Quando l'interruzione delle cure non basta
Cristina Crosetto
Le questioni di fine vita sembrano destinate a tornare sotto i riflettori del pubblico dibattito in rare occasioni che, seppur circostanziate, richiamano l’attenzione del singolo in maniera inevitabile dal momento che commuovono, indignano e, soprattutto, dividono. In occasione del caso di Marco Cappato e Fabiano Antoniani (detto Dj Fabo) è salita sul palco anche la Corte Costituzionale che, con l’ordinanza n. 207 del 2018, fu chiamata a pronunciarsi sulla legittimità del delitto di istigazione o aiuto al suicidio (art. 580 c.p.).
Con ordinanza del 14 febbraio 2018, la Corte d’Assise di Milano ha ritenuto di sollevare questione di legittimità costituzionale dell’art. 580 nella parte in cui prescinde dal contributo delle condotte alla determinazione o al rafforzamento del proposito di suicidio, con riferimento agli artt. 3, 13, comma 1, 117 Cost. in relazione agli artt. 2 e 8 della CEDU. Inoltre, la cornice edittale prevista, ad avviso dei giudici milanesi, sarebbe in contrasto con gli artt. 3, 13, 25, comma 2, 27 comma 3 Cost.
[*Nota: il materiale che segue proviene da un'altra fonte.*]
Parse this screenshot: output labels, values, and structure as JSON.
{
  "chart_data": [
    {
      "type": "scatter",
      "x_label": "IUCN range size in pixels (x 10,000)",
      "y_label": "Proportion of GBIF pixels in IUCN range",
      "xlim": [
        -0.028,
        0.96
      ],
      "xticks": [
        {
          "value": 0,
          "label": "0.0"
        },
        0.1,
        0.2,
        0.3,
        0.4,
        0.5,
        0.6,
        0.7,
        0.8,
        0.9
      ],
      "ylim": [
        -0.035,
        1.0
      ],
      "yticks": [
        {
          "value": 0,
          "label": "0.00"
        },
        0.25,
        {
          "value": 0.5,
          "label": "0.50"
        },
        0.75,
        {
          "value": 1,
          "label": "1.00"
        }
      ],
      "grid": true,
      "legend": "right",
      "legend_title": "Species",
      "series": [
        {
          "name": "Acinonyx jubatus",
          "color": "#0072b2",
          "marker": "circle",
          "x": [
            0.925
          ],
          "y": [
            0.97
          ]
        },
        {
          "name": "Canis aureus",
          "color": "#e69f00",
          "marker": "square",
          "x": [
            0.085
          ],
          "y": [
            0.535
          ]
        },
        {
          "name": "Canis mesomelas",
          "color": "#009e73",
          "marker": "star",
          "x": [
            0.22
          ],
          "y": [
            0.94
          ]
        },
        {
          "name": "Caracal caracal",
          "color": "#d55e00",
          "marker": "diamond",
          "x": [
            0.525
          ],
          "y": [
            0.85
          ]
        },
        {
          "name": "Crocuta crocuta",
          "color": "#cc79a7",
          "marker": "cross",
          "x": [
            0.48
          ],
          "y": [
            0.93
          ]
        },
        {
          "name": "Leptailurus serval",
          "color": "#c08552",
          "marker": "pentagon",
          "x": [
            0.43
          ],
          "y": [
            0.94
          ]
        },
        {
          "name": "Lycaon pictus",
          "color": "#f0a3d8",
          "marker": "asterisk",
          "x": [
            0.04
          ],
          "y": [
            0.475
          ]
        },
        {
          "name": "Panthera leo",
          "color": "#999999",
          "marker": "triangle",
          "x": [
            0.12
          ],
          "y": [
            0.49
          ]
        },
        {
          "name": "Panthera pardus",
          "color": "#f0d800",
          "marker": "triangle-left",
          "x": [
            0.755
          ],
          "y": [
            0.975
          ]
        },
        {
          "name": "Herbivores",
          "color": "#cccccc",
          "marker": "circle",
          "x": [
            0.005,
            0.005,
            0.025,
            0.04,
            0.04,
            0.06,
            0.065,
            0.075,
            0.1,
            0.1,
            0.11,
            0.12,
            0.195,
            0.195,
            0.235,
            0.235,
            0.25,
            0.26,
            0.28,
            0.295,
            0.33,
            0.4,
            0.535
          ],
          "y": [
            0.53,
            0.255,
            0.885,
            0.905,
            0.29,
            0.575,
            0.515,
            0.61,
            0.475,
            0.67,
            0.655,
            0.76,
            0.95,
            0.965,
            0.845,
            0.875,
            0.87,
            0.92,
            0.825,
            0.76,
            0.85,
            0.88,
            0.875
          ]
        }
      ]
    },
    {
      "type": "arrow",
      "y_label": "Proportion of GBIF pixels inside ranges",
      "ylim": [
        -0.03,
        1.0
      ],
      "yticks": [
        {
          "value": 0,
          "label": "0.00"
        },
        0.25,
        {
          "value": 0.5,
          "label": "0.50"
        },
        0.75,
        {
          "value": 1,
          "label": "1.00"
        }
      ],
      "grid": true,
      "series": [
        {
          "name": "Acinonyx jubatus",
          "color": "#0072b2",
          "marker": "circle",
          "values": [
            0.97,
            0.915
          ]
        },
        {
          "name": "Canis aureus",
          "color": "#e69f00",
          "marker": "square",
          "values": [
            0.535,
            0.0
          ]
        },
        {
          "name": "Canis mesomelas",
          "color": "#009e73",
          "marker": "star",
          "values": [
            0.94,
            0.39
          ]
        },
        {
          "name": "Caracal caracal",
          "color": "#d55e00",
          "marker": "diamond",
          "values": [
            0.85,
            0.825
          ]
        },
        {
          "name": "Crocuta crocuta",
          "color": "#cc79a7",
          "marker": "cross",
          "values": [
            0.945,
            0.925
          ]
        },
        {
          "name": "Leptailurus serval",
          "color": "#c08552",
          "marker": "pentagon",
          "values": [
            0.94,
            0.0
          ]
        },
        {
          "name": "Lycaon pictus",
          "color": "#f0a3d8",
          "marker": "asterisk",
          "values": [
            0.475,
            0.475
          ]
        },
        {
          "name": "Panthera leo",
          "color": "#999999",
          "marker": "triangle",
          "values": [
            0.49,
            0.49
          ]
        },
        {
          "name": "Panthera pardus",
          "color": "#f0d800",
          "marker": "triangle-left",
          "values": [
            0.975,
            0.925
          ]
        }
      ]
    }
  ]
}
La legge n. 219 del 2017 avrebbe riconosciuto un “diritto di ciascuno di autodeterminarsi anche in ordine alla fine della propria esistenza”; tale riconoscimento avrebbe di conseguenza rimodellato il bene giuridico sottostante all’art. 580 c.p., rendendo “ingiustificata” – secondo l’ordinanza di rimessione – “la sanzione penale nel caso in cui le condotte di partecipazione al suicidio siano state di mera attuazione di quanto richiesto da chi aveva fatto la sua scelta liberamente e consapevolmente”.
La Corte Costituzionale non poteva accogliere la lettura della legge 219/2017 proposta dai giudici milanesi. La legge del 2017 non riconosce “un diritto a ciascuno a determinarsi anche in ordine alla fine della propria esistenza” equiparando il diritto al rifiuto dei trattamenti sanitari necessari alla sopravvivenza al diritto al suicidio. L’ordinanza n. 207/2018 della Corte è consapevole che, con l’entrata in vigore della normativa citata, la legislazione italiana si allinea alle scelte dei principali ordinamenti degli Stati costituzionali di derivazione liberale che, da un lato, sanciscono il diritto al rifiuto/rinuncia a trattamenti sanitari anche salvavita e, dall’altro, vietano l’eutanasia e qualsiasi forma di aiuto al suicidio.
La differenza tra le due situazioni è chiara e costituisce un presupposto delle argomentazioni svolte dalla Corte nella sua ordinanza. Nel caso dell’eutanasia/aiuto al suicidio, il decesso non è determinato dalla malattia, ma dalla somministrazione di farmaci che provocano con il consenso del paziente la sua morte immediata; nel caso del rifiuto/rinuncia ai trattamenti sanitari, invece, l’esito letale è causato dalla malattia che fa il suo corso senza l’intervento di trattamenti sanitari, rifiutati dal paziente.
La Corte ritiene che l’incriminazione dell’istigazione e dell’aiuto al suicidio sia “funzionale alla tutela del diritto alla vita, soprattutto delle persone deboli e vulnerabili, che l’ordinamento penale intende proteggere da una scelta estrema e irreparabile, come quella del suicidio”. Questo divieto cerca di tutelare principalmente le persone più fragili e facilmente condizionabili, che la Repubblica deve sostenere tramite politiche pubbliche volte a rimuovere gli ostacoli che impediscono il pieno sviluppo della persona umana (art. 3, secondo comma, Cost.).
Tuttavia, la Corte considera opportuno prendere in considerazioni talune situazioni connotate da un elevato grado di specificità, modellate sulla vicenda esistenziale di Dj Fabo, e che erano inimmaginabili all’epoca dell’introduzione della norma incriminatrice. In particolare, si riferisce a “ipotesi in cui il soggetto agevolato si identifichi in una persona (a) affetta da una patologia irreversibile e (b) fonte di sofferenze fisiche o psicologiche, che trova assolutamente intollerabili, la quale sia (c) tenuta in vita a mezzo di trattamenti di sostegno vitale, ma resti (d) capace di prendere decisioni libere e consapevoli”. In questi casi eccezionali, l’assistenza di terzi nel porre fine alla vita del paziente “può presentarsi al malato come l’unica via d’uscita per sottrarsi, nel rispetto del proprio concetto di dignità della persona, a un mantenimento artificiale in vita non più voluto e che egli ha il diritto di rifiutare in base all’articolo 32, co. 2, Cost.”.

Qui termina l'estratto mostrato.